びっくりするぐらい水星は急速に寂れた。そらもう現代日本で言ったら夕張ぐらいの勢いで。今も一応水星にシン・セー本社は存在しているが、既に月面やラグランジュ1への本社移転の話が立ち上がっている。そらまぁ消費地に近い地球近郊の方が運搬費も安くて経済的だし、取り巻く環境も月面の方が破格に良い。寂れない訳が無いのだ。そしてシン・セーの売上と粗利と株価は急転直下で下降して、その結果としてヴァナディース機関への投資が凍結……彼らは禁断のガンドアーム開発に舵を切る羽目になった。ある意味で僕は、月でパーメット採掘出来る様になったから生まれた様なものだ。人生って、不可解だネ!
どれくらい地球と水星が遠いか凡例を出そう。地球からの距離は双方が太陽公転軌道を取るため、8210万〜2億1710万kmと可変。これに対して月と地球の距離は「たった」384,400 km。水星と地球が最も近付いた時でさえ、月までの距離と200倍の差が出る。遠い時なら560倍だ。
この輸送コストの圧倒的な差により、パーメットの単価は篦棒に低下した。もう投資家が何人首を括って朝の中央線に飛び込んだかクラスで暴落。これではなんぼ水星の方が良質なパーメット鉱床を持っていても勝ち目がない。
と、言うことで水星で山師をやっても勝ち目はなく、一部の採掘場で試掘をお情け程度でやっているのが現状である。
しかし、水星には過酷な環境で培ったモビルクラフトの開発・運用実績と、大規模鉱山運営ノウハウがある。

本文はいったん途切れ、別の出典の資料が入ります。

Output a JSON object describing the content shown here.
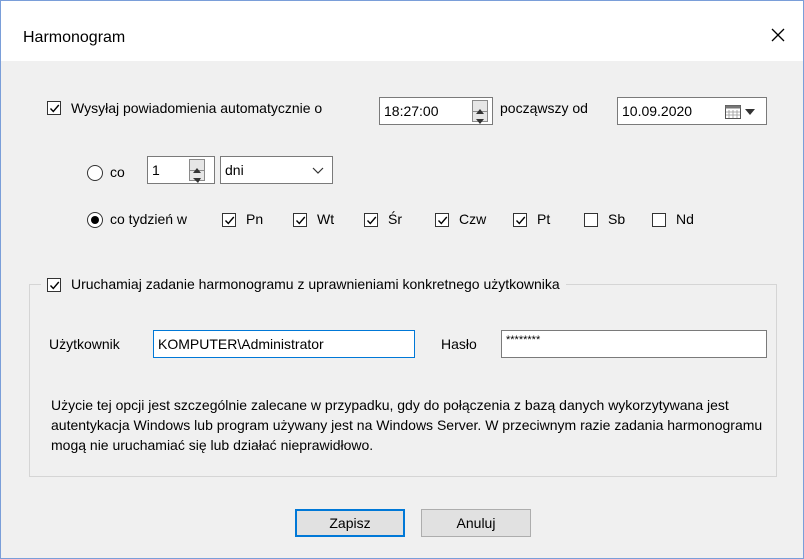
{
  "window": {
    "title": "Harmonogram",
    "close_glyph": "✕"
  },
  "auto_send": {
    "checked": true,
    "label": "Wysyłaj powiadomienia automatycznie o",
    "time": "18:27:00",
    "from_label": "począwszy od",
    "date": "10.09.2020"
  },
  "repeat_every": {
    "selected": false,
    "label": "co",
    "count": "1",
    "unit_selected": "dni"
  },
  "weekly": {
    "selected": true,
    "label": "co tydzień w",
    "days": [
      {
        "label": "Pn",
        "checked": true
      },
      {
        "label": "Wt",
        "checked": true
      },
      {
        "label": "Śr",
        "checked": true
      },
      {
        "label": "Czw",
        "checked": true
      },
      {
        "label": "Pt",
        "checked": true
      },
      {
        "label": "Sb",
        "checked": false
      },
      {
        "label": "Nd",
        "checked": false
      }
    ]
  },
  "run_as": {
    "checked": true,
    "label": "Uruchamiaj zadanie harmonogramu z uprawnieniami konkretnego użytkownika",
    "user_label": "Użytkownik",
    "user_value": "KOMPUTER\\Administrator",
    "password_label": "Hasło",
    "password_value": "********",
    "description": "Użycie tej opcji jest szczególnie zalecane w przypadku, gdy do połączenia z bazą danych wykorzytywana jest autentykacja Windows lub program używany jest na Windows Server. W przeciwnym razie zadania harmonogramu mogą nie uruchamiać się lub działać nieprawidłowo."
  },
  "buttons": {
    "save": "Zapisz",
    "cancel": "Anuluj"
  },
  "colors": {
    "accent": "#0078d7",
    "background": "#f0f0f0",
    "titlebar": "#ffffff"
  }
}
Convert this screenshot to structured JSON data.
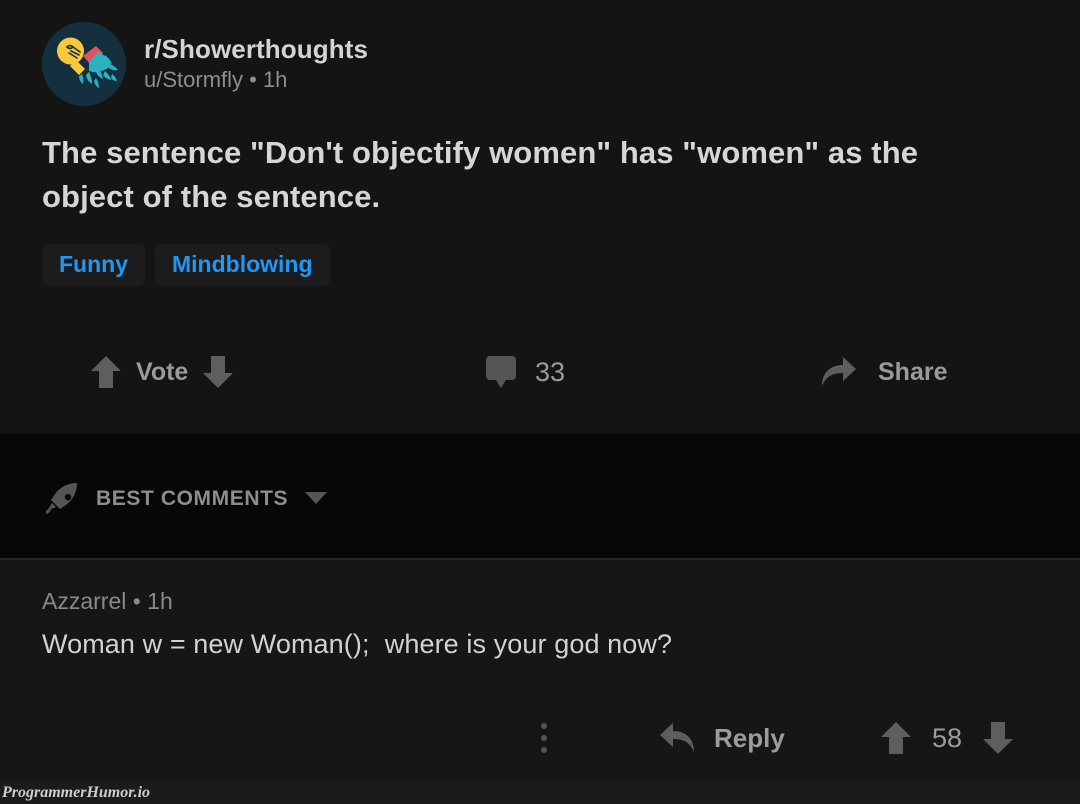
{
  "post": {
    "subreddit": "r/Showerthoughts",
    "author_line": "u/Stormfly • 1h",
    "avatar_icon": "showerthoughts-lightbulb-shower-icon",
    "title": "The sentence \"Don't objectify women\" has \"women\" as the object of the sentence.",
    "tags": [
      "Funny",
      "Mindblowing"
    ],
    "actions": {
      "upvote_icon": "upvote-arrow-icon",
      "vote_label": "Vote",
      "downvote_icon": "downvote-arrow-icon",
      "comment_icon": "comment-bubble-icon",
      "comment_count": "33",
      "share_icon": "share-arrow-icon",
      "share_label": "Share"
    }
  },
  "best_comments_bar": {
    "rocket_icon": "rocket-icon",
    "label": "BEST COMMENTS",
    "chevron_icon": "chevron-down-icon"
  },
  "comment": {
    "meta": "Azzarrel • 1h",
    "text": "Woman w = new Woman();  where is your god now?",
    "actions": {
      "kebab_icon": "kebab-menu-icon",
      "reply_icon": "reply-arrow-icon",
      "reply_label": "Reply",
      "upvote_icon": "upvote-arrow-icon",
      "vote_count": "58",
      "downvote_icon": "downvote-arrow-icon"
    }
  },
  "watermark": {
    "text": "ProgrammerHumor.io"
  },
  "colors": {
    "tag_text": "#2196f3",
    "tag_bg": "#1c1c1c",
    "post_bg": "#141414",
    "band_bg": "#070707",
    "comment_bg": "#161616",
    "muted_text": "#8e8e8e",
    "icon_gray": "#555555"
  }
}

今シン・セーが月に売り込もうとしているのはここだ。特にガンド接続可能なモビルクラフトは何故かデリング氏にガンダム判定されず、大切な収入源になっていた。(武器に使わなければ、基本はスルーらしい)
ここで僕の叡智の結晶、シェルユニットが赤く輝く。そうだ、まずガンド・ツールの仕様をまとめて天下を取ろう。パテント商売は僻地でも出来る。ガンド義肢に直接アタッチ可能な工具の仕様を固めて、次にガンド
必要は発明の母であり、これがクソほど売れた。ガンド腕の手首から先を自動車用インパクトにしたり、トルク制御可能な電ドラにするのだ。特に高所作業に従事する有重力下でのモビルスーツ整備士にはめちゃくちゃウケた。生身の腕があるのに義肢化する奴まで出た。ワッハッハ、これがガンド、魔法の技よ!
痒いところに手が届く……ガンドツール!
歓喜に震えて特配出そうとする経営陣を抑えて更なる商品開発に予算を計上。倍ブッシュだ!
最大トルク485.5N・m! 科学の力だ「パワーガンドツール!!」
一般知名度は馬鹿みたいに低いが、シン・セーのガンドツールは現代日本に於けるVESSE○の電ドラ○ールやマキ○のペン型インパクトドライバー並みに業界を席巻し、ここ2年ほどベネリットグループ最下位の売上だったシン・セーを浮上させる契機となった。なけなしの貯金でシン・セーの紙屑の様な株を買っておいた僕はちょっとまとまった金額を手に入れたし、企画提案して売り上げ作ったプロスペラ母さんは事業開拓部部長のポストに就いた。ワハハ、母さん見たかい? これが計画と実行というものだよ!
この様にして僕らは、ガンダムエアリアルの開発予算や開発規模を拡大した。金が無いのは首が無いのと一緒だが、金があるなら翼を得たも同然じゃ!